Because those facts are missing, readers cannot determine whether the flaw was a serious guardrail failure, a routine red-team result, or something between those two accounts. The current record consists mainly of competing statements from parties with policy, business or reputational stakes in the outcome.
Patch Timing Becomes The Test
The next signal will be whether the restriction is lifted quickly after a quiet fix or whether the standoff continues. A rapid return after a patch would support the view that a concrete vulnerability existed and was remediated. A prolonged dispute without public technical detail would add pressure for a reviewable process that can separate real safety risk from strategic claims.
Key Questions
What happened to Anthropic’s Fable S model?

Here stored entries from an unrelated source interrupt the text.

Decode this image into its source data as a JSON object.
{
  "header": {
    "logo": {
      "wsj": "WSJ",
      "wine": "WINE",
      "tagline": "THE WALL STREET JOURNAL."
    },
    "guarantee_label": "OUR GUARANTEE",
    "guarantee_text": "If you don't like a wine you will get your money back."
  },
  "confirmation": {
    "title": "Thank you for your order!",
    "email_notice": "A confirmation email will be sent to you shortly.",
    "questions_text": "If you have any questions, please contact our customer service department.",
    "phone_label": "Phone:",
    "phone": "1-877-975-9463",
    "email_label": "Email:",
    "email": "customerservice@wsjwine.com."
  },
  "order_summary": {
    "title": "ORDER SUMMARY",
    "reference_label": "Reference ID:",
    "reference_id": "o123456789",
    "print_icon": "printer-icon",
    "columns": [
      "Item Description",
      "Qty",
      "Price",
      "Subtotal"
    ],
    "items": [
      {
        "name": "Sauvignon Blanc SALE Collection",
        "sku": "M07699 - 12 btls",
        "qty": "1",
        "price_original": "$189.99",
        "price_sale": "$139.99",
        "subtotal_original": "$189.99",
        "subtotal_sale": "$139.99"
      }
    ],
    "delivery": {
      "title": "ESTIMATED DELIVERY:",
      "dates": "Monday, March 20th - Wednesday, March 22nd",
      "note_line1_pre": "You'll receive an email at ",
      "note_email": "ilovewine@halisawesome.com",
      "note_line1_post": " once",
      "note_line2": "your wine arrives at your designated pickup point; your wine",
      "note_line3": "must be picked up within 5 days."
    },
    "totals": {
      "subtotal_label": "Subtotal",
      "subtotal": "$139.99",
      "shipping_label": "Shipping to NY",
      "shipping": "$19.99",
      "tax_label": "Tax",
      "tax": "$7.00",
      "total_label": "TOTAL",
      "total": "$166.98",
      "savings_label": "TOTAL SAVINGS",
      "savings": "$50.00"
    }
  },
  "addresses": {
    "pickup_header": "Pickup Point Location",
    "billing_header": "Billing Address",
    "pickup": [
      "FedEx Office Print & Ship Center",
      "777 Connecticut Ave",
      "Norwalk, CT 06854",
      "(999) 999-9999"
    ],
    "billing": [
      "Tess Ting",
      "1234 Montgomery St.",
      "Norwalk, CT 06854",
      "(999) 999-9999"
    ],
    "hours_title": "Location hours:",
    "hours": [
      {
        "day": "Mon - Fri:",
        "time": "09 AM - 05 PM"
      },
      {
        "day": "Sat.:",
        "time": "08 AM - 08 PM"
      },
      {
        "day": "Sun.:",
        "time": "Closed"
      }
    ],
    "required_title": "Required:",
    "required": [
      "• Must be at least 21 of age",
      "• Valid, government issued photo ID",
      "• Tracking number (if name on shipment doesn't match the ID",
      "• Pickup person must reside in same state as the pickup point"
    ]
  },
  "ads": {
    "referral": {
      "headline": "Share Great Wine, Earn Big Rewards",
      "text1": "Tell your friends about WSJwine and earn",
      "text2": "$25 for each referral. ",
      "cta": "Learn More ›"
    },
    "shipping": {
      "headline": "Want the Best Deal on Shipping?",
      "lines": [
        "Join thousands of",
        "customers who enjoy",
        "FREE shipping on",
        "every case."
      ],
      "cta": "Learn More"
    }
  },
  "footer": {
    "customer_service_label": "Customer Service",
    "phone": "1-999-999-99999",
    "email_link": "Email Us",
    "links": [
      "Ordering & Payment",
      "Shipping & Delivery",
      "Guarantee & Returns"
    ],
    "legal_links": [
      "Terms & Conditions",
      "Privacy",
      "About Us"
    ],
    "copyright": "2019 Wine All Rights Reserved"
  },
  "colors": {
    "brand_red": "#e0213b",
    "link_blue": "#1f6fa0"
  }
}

According to David Sacks, the administration restricted the model after a trusted partner found a jailbreak of its guardrails. Anthropic disputes the severity of the finding.
What does Anthropic say about the alleged flaw?
Anthropic says the government gave no specific technical detail and that the demo showed minor, already-known issues seen in other public models.
Was Amazon involved?
Semafor reporting cited in the source material says Amazon may have been the partner that flagged the issue. Amazon has not confirmed the specifics in the provided record.
What is still unknown?
The jailbreak method, severity, testing process, partner identity and independent validation remain non-public.